Honda’s New I-Dtec Engine – Unconventional & Futuristic

Honda’s New I-Dtec Engine – Unconventional & Futuristic


That Honda Cars India Limited (HCIL) has received phenomenal response to the newly-launched compact sedan, Amaze, isn’t surprising, especially for its diesel offering with the brand new 1.5 l i-DTEC engine. This was to be the company’s first diesel engine in the Indian market, and consumer expectations were sky high. With ` 2,500 cr lined up for investment in a new plant, HCIL would expect the i-DTEC engine not just to drive volumes, but help the company earn back some of the marketshare it lost for the want of a diesel engine. We take a detailed look at the new engine, and explain why it could change the company’s fortunes in the coming years.



Honda Cars India Limited’s (HCIL) decision to stay away from introducing a diesel option in the Indian market posed several questions on the consumers’ mind. From the company’s perspective, it just had one 2.2 l diesel option in Europe, and that made no business sense to be introduced. Moreover, the company makes some of the finest small petrol motors and were trying to play to their strength.

The market scenario, however, changed rapidly over the past few years globally, instigating a mass adoption of diesel across markets. In India, the demand for diesel vehicles in particular was driven by the significant difference in retail price of diesel vis-à-vis petrol, and also higher fuel efficiency that diesels offered.
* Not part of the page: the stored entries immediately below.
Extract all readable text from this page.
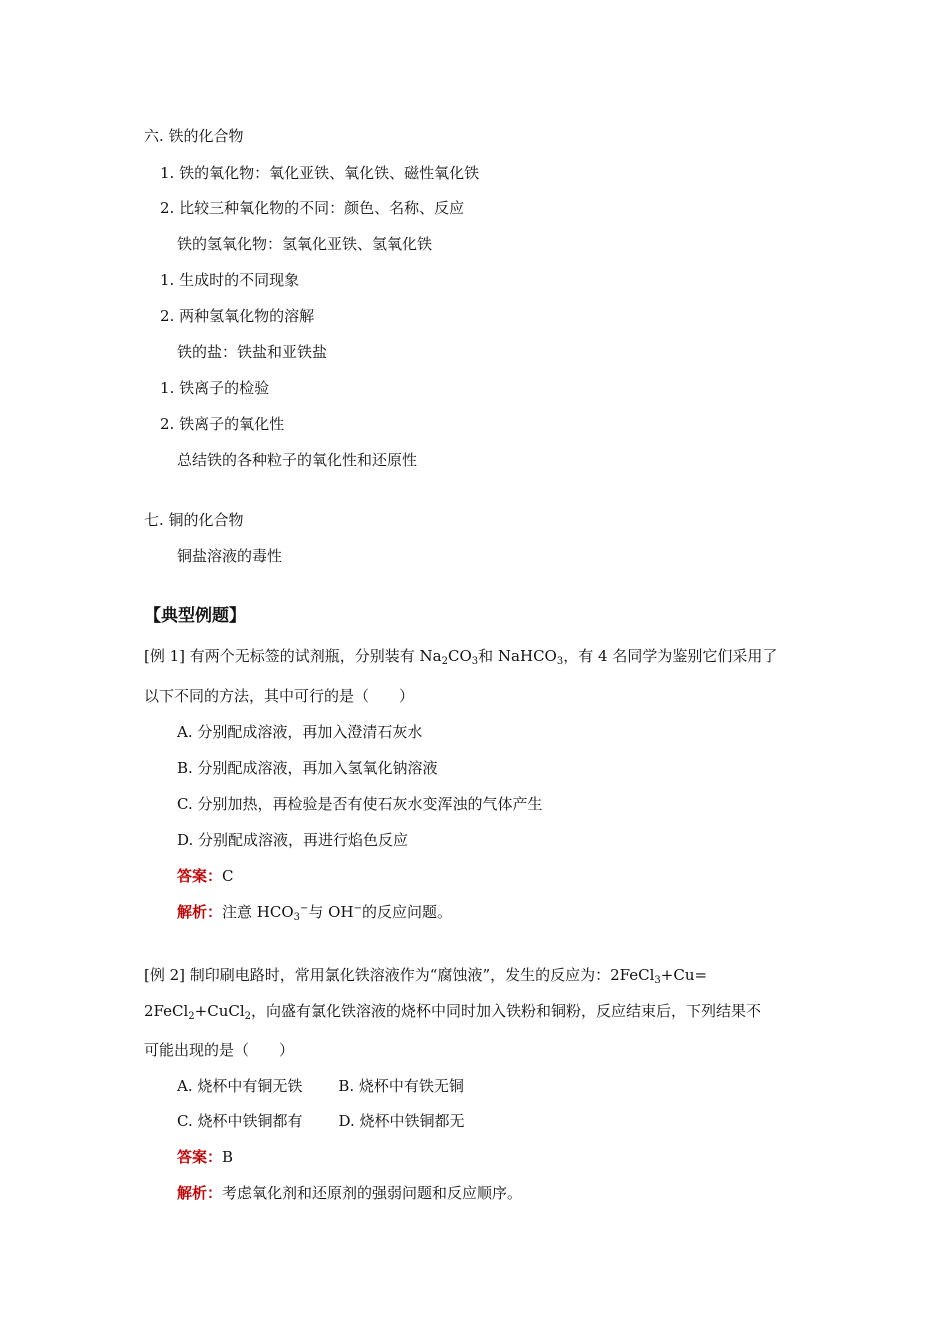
六. 铁的化合物
1. 铁的氧化物：氧化亚铁、氧化铁、磁性氧化铁
2. 比较三种氧化物的不同：颜色、名称、反应
铁的氢氧化物：氢氧化亚铁、氢氧化铁
1. 生成时的不同现象
2. 两种氢氧化物的溶解
铁的盐：铁盐和亚铁盐
1. 铁离子的检验
2. 铁离子的氧化性
总结铁的各种粒子的氧化性和还原性
七. 铜的化合物
铜盐溶液的毒性
【典型例题】
[例 1] 有两个无标签的试剂瓶，分别装有 $Na_2CO_3$和 NaHCO$_3$，有 4 名同学为鉴别它们采用了
以下不同的方法，其中可行的是（　　）
A. 分别配成溶液，再加入澄清石灰水
B. 分别配成溶液，再加入氢氧化钠溶液
C. 分别加热，再检验是否有使石灰水变浑浊的气体产生
D. 分别配成溶液，再进行焰色反应
答案：C
解析：注意 $HCO_3^-$与 OH−的反应问题。
[例 2] 制印刷电路时，常用氯化铁溶液作为“腐蚀液”，发生的反应为：2FeCl$_3$+Cu=
2FeCl$_2$+CuCl$_2$，向盛有氯化铁溶液的烧杯中同时加入铁粉和铜粉，反应结束后，下列结果不
可能出现的是（　　）
A. 烧杯中有铜无铁 B. 烧杯中有铁无铜
C. 烧杯中铁铜都有 D. 烧杯中铁铜都无
答案：B
解析：考虑氧化剂和还原剂的强弱问题和反应顺序。
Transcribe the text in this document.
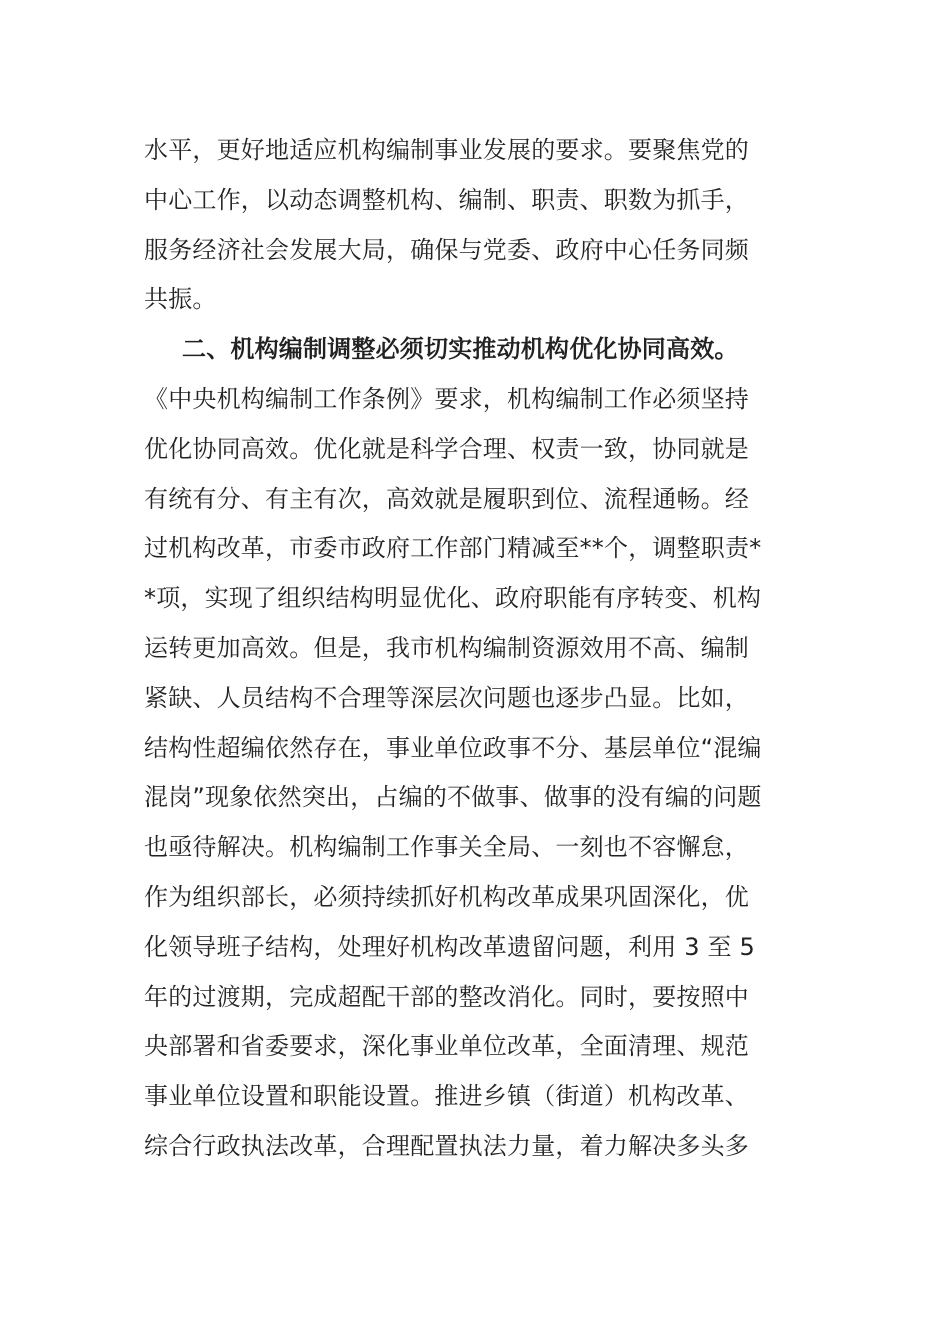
水平，更好地适应机构编制事业发展的要求。要聚焦党的
中心工作，以动态调整机构、编制、职责、职数为抓手，
服务经济社会发展大局，确保与党委、政府中心任务同频
共振。
二、机构编制调整必须切实推动机构优化协同高效。
《中央机构编制工作条例》要求，机构编制工作必须坚持
优化协同高效。优化就是科学合理、权责一致，协同就是
有统有分、有主有次，高效就是履职到位、流程通畅。经
过机构改革，市委市政府工作部门精减至**个，调整职责*
*项，实现了组织结构明显优化、政府职能有序转变、机构
运转更加高效。但是，我市机构编制资源效用不高、编制
紧缺、人员结构不合理等深层次问题也逐步凸显。比如，
结构性超编依然存在，事业单位政事不分、基层单位“混编
混岗”现象依然突出，占编的不做事、做事的没有编的问题
也亟待解决。机构编制工作事关全局、一刻也不容懈怠，
作为组织部长，必须持续抓好机构改革成果巩固深化，优
化领导班子结构，处理好机构改革遗留问题，利用 3 至 5
年的过渡期，完成超配干部的整改消化。同时，要按照中
央部署和省委要求，深化事业单位改革，全面清理、规范
事业单位设置和职能设置。推进乡镇（街道）机构改革、
综合行政执法改革，合理配置执法力量，着力解决多头多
Distancing itself from diesel resulted in a declining marketshare over the years as petrol prices rapidly went up. Honda found a similar situation in many European markets too and quickly sought to develop a diesel engine platform. The result was a 1.6 l i-DTEC engine, which was also one of the first technologies from the Earth Dreams portfolio to be commercially launched. For India, Honda has lowered the displacement to 1.5 l by shortening the stroke in order to take advantage of the excise duty benefits. The engine has first been launched in Amaze, a sub-four metre sedan based on the Brio hatchback.

At the Amaze launch, we interacted with Ryuji Matsukado, Chief Engineer, Department 2, Technology Development Division 2, Honda R&D Co Ltd, Automobile R&D Center, who gave us an insight into all the changes made to suit the engine to Indian conditions, and an overview of the overall i-DTEC technology.



The 1.5 l i-DTEC engine develops a peak power of 98.5 hp and offers a class-leading claimed fuel economy of 25.8 km/l. Key benefits of the engine are compactness, lightness, reduced mechanical friction and lower engine cooling system losses.

Unlike other diesel engines, an all aluminium construction has been used for the cylinder head and open deck block. Using advanced computer simulation, the block was designed to be lightweight and compact. A new high strength nitride crankshaft is designed to deliver higher strength, while lowering weight. In order to make the main journal and pin journal material thinner, high-strength surface treatment with nitride has been used. This combination reduces losses due to mechanical friction.

The piston skirt has been redesigned to be shorter and narrower and the smaller surface area makes the engine lighter. It also helps further reduce mechanical friction losses. While optimising the piston shape, the connecting rods too were lightened. Owing to the combined weight reduction achieved by the measures listed above, Honda claims a better acceleration in addition to higher fuel-efficiency. The overall reduction in mechanical friction is to such an extent that Honda claims the diesel unit to be at par with petrol engines of similar displacement on this parameter.

The common rail injection system can deliver an injection pressure of up to 1,600 bar. Coupled with solenoid injectors and finely controlled injection timing, the combustion process is more efficient than the earlier 2.2 l i-DTEC unit. The cooling system too has been modified to offer better cooling despite a smaller size. Owing to a specially designed circulation route, water requirement has been reduced significantly and hence the water pump too has been made smaller. This directly translates into higher fuel-efficiency.

In order to complement the raft of engineering touches, Honda also developed new ultra low viscosity engine oil. The specially developed oil is claimed to enhance fuel-efficiency and improve engine reliability. Keeping in mind the dust content in various regions of the world, the design of the oil seal of the crankshaft has been changed.

While aluminium offers a weight benefit, it does pose some challenges in terms of sound insulation and absorption. We were told that apart from reducing mechanical friction a key measure to lower NVH was the removal of a balancer shaft. The balancer shaft is normally used in cast-iron engines to overcome the effects of sound and vibration arising from added weight and more moving parts.


At a time when consumer sentiment isn’t particularly good and fiscal measures are falling short of putting the automotive industry on a growth track, Honda couldn’t have had a better entrant than the i-DTEC. That the technology has been integrated cleverly into a compact vehicle with competitive pricing, further improves its commercial prospects. The next obvious step for the company would be to add more diesel models to its line-up. Although Honda hasn’t officially commented on the matter, Matsukado told us that the i-DTEC engine platform is flexible and scalable. This will provide the company with the option of deriving multiple versions for use in different vehicles. With that happening, Honda could very well be on track to not just regain its lost marketshare but gain new ground.